U.S. President George W. Bush continues to seek support for his tough stand against Iraq, making his case in person to Canadian Prime Minister Jean Chretien and telephoning other world leaders. The diplomatic push comes just days before Mr. Bush is scheduled to discuss Iraq in a major speech to the United Nations.
Canada is one of America's closest allies. But Prime Minister Chretien leaves no doubt he is skeptical about the need for military action against Iraq.
He said he went into the meeting ready to listen, perhaps to get a preview of the arguments Mr. Bush will put before the United Nations on Thursday. White House Spokesman Ari Fleischer told reporters after the talks that the president made no specific requests for support, and the Canadian leader made no commitments.
The president and the prime minister met in Detroit, Michigan, not far from the U.S.-Canada border. They talked about Iraq in private.

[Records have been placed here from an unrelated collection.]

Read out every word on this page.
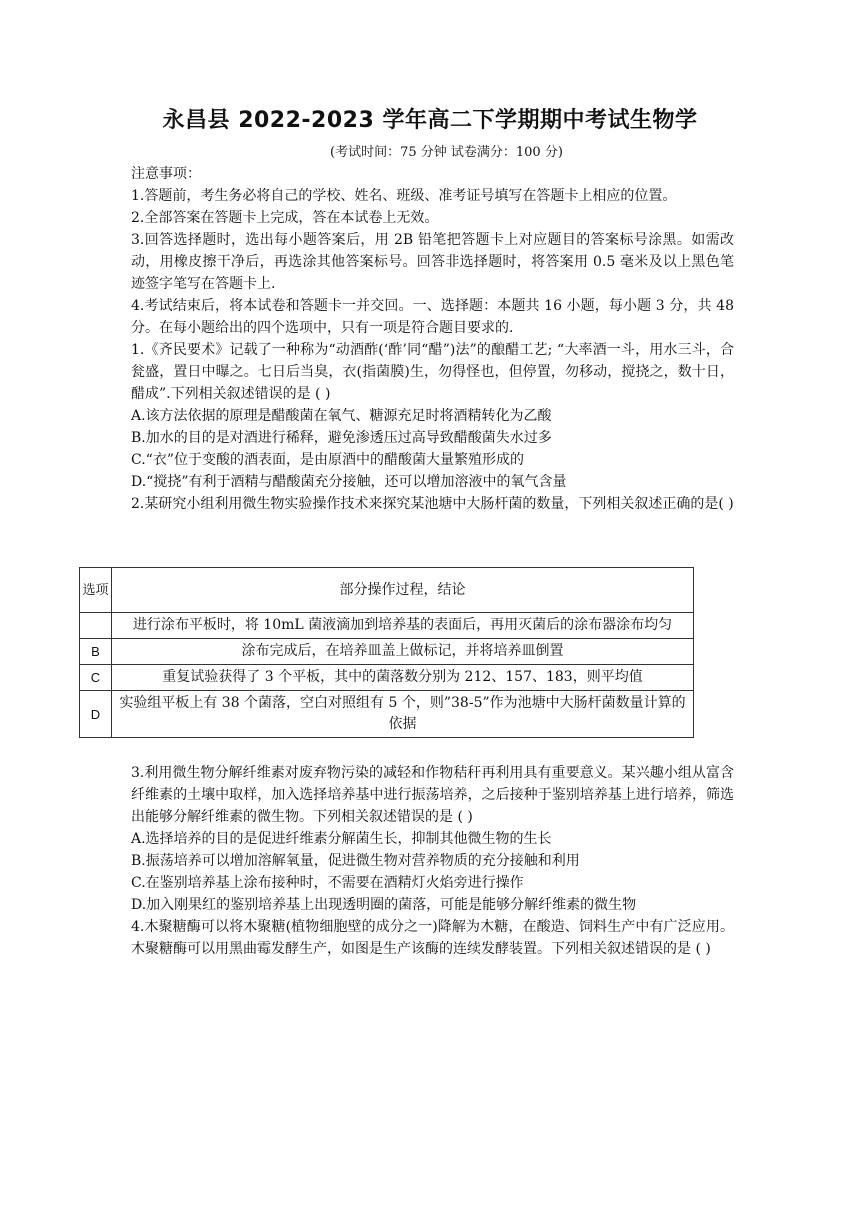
永昌县 2022-2023 学年高二下学期期中考试生物学

(考试时间：75 分钟 试卷满分：100 分)

注意事项：

1.答题前，考生务必将自己的学校、姓名、班级、准考证号填写在答题卡上相应的位置。

2.全部答案在答题卡上完成，答在本试卷上无效。

3.回答选择题时，选出每小题答案后，用 2B 铅笔把答题卡上对应题目的答案标号涂黑。如需改动，用橡皮擦干净后，再选涂其他答案标号。回答非选择题时，将答案用 0.5 毫米及以上黑色笔迹签字笔写在答题卡上.

4.考试结束后，将本试卷和答题卡一并交回。一、选择题：本题共 16 小题，每小题 3 分，共 48 分。在每小题给出的四个选项中，只有一项是符合题目要求的.

1.《齐民要术》记载了一种称为“动酒酢(‘酢’同“醋”)法”的酿醋工艺; “大率酒一斗，用水三斗，合瓮盛，置日中曝之。七日后当臭，衣(指菌膜)生，勿得怪也，但停置，勿移动，搅挠之，数十日，醋成”.下列相关叙述错误的是 ( )

A.该方法依据的原理是醋酸菌在氧气、糖源充足时将酒精转化为乙酸

B.加水的目的是对酒进行稀释，避免渗透压过高导致醋酸菌失水过多

C.“衣”位于变酸的酒表面，是由原酒中的醋酸菌大量繁殖形成的

D.“搅挠”有利于酒精与醋酸菌充分接触，还可以增加溶液中的氧气含量

2.某研究小组利用微生物实验操作技术来探究某池塘中大肠杆菌的数量，下列相关叙述正确的是( )

选项	部分操作过程，结论
	进行涂布平板时，将 10mL 菌液滴加到培养基的表面后，再用灭菌后的涂布器涂布均匀
B	涂布完成后，在培养皿盖上做标记，并将培养皿倒置
C	重复试验获得了 3 个平板，其中的菌落数分别为 212、157、183，则平均值
D	实验组平板上有 38 个菌落，空白对照组有 5 个，则”38-5”作为池塘中大肠杆菌数量计算的依据

3.利用微生物分解纤维素对废弃物污染的减轻和作物秸秆再利用具有重要意义。某兴趣小组从富含纤维素的土壤中取样，加入选择培养基中进行振荡培养，之后接种于鉴别培养基上进行培养，筛选出能够分解纤维素的微生物。下列相关叙述错误的是 ( )

A.选择培养的目的是促进纤维素分解菌生长，抑制其他微生物的生长

B.振荡培养可以增加溶解氧量，促进微生物对营养物质的充分接触和利用

C.在鉴别培养基上涂布接种时，不需要在酒精灯火焰旁进行操作

D.加入刚果红的鉴别培养基上出现透明圈的菌落，可能是能够分解纤维素的微生物

4.木聚糖酶可以将木聚糖(植物细胞壁的成分之一)降解为木糖，在酸造、饲料生产中有广泛应用。木聚糖酶可以用黑曲霉发酵生产，如图是生产该酶的连续发酵装置。下列相关叙述错误的是 ( )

In public, they focused on border security.
At a joint appearance near a border crossing, President Bush spoke about the need to balance security concerns with the desire to expedite cross-border commerce.
"The ties of trade and travel and family between America and Canada are closer than ever," he said. "And our countries are better for it. Yet nearly a year ago, we saw the terrorists - cold blooded killers - using our openness, the openness of our societies against us."
Security on the border was tightened after the September 11 terrorist attacks. Mr. Bush said they are now taking steps to speed up border crossings for pre-approved cargo and passengers, so inspectors can "focus on the greatest risks, not on legitimate trade and travel. We want their time focused on stopping terror."
Prime Minister Chretien said the goal of terrorists everywhere is to create fear. But he said freedom is "a stubborn thing." And he vowed the defenders of freedom will prevail.
"On Wednesday, we will mark the solemn anniversary of a terrible day," said Prime Minister Chretien. "But let us celebrate today together the ingenuity and resolve that Canada and the United States have shown to ensure that our people can get on with their daily lives and our businesses can get on with business free from fear."
During the flight from Washington to Detroit, White House Spokesman Ari Fleischer said President Bush was making a number of calls during the day to leaders in Egypt, Turkey and Saudi Arabia, as well as the Secretary General of the U.N., the Secretary General of NATO, and the prime minister of Denmark, who currently holds the presidency of the European Union.
Mr. Fleischer was then asked by reporters about an idea put forward by French President Jacques Chirac in an interview with The New York Times. Mr. Chirac suggested a two-stage plan for dealing with Iraq through the United Nations that could lead to the authorization of military force if Baghdad refuses to admit weapon inspectors.
The White House Spokesman said the comments of the French President indicate movement on the part of the international community to toughen U.N. resolutions against Iraq.